Saturday, May 25, 2013

Ernesto Mallo's Needle in a Haystack

Ernesto Mallo's Needle in a Haystack is a wonderful, terrible, tragic book. It is a police procedural--not to be confused with a mystery--and so we know who committed the crime and why, but not how the investigation will go.

The setting for the novel is Dirty War Argentina. Lascano is a police superintendent who becomes involved in a case where a body is dumped along with two others. The two were "subversives" killed by the army, but the third was planted there to make it seem like all three were together. Lascano quickly realizes they weren't, and investigates. This eventually gets him noticed by the army (particularly one Major Giribaldi, who has just adopted a stolen baby). Meanwhile, he is getting involved with a woman who is wanted by the government for her supposedly subversive activities.
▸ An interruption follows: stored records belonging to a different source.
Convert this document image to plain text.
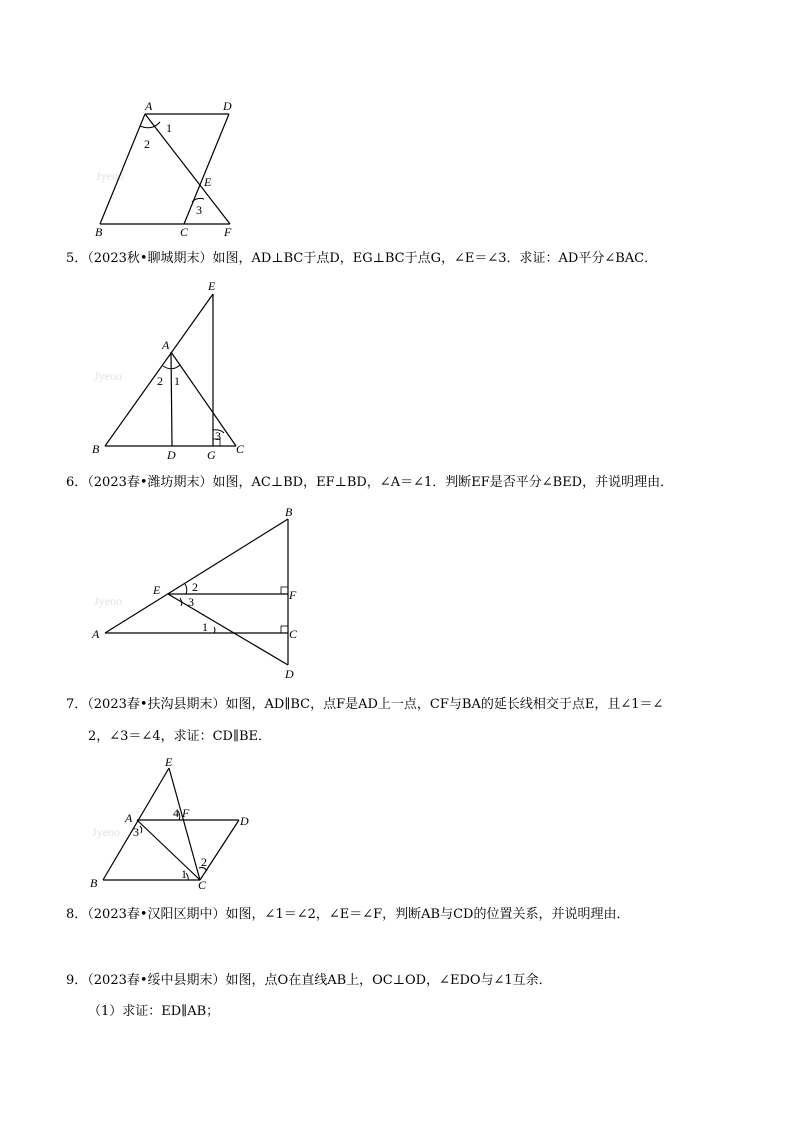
Jyeoo
A	D
B	C	F
E
1
2
3
5．（2023秋•聊城期末）如图，AD⊥BC于点D，EG⊥BC于点G，∠E＝∠3．求证：AD平分∠BAC．
Jyeoo
E
A
B	D	G C
2 1
3
6．（2023春•潍坊期末）如图，AC⊥BD，EF⊥BD，∠A＝∠1．判断EF是否平分∠BED，并说明理由．
Jyeoo
B
E	F
A	C
D
2
3
1
7．（2023春•扶沟县期末）如图，AD∥BC，点F是AD上一点，CF与BA的延长线相交于点E，且∠1＝∠
2，∠3＝∠4，求证：CD∥BE．
Jyeoo
E
A	F
D
B	C
4
3
1
2
8．（2023春•汉阳区期中）如图，∠1＝∠2，∠E＝∠F，判断AB与CD的位置关系，并说明理由．
9．（2023春•绥中县期末）如图，点O在直线AB上，OC⊥OD，∠EDO与∠1互余．
（1）求证：ED∥AB；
It is a depiction of the corruption and impunity of the era. Ford Falcons are everywhere, with authorities doing absolutely anything they want to anyone they want. Lascano wants to follow clues and find out who killed whom--he is almost rigidly apolitical--but the politics of the situation make it very difficult.

Next time I teach Latin American Politics, I am going to give a lot of thought to using it. In a very engaging way, it lays out the fear and loathing of Latin American dictatorships during the Cold War. Right now I use Ariel Dorfman's Death and the Maiden to evoke that period and its aftermath.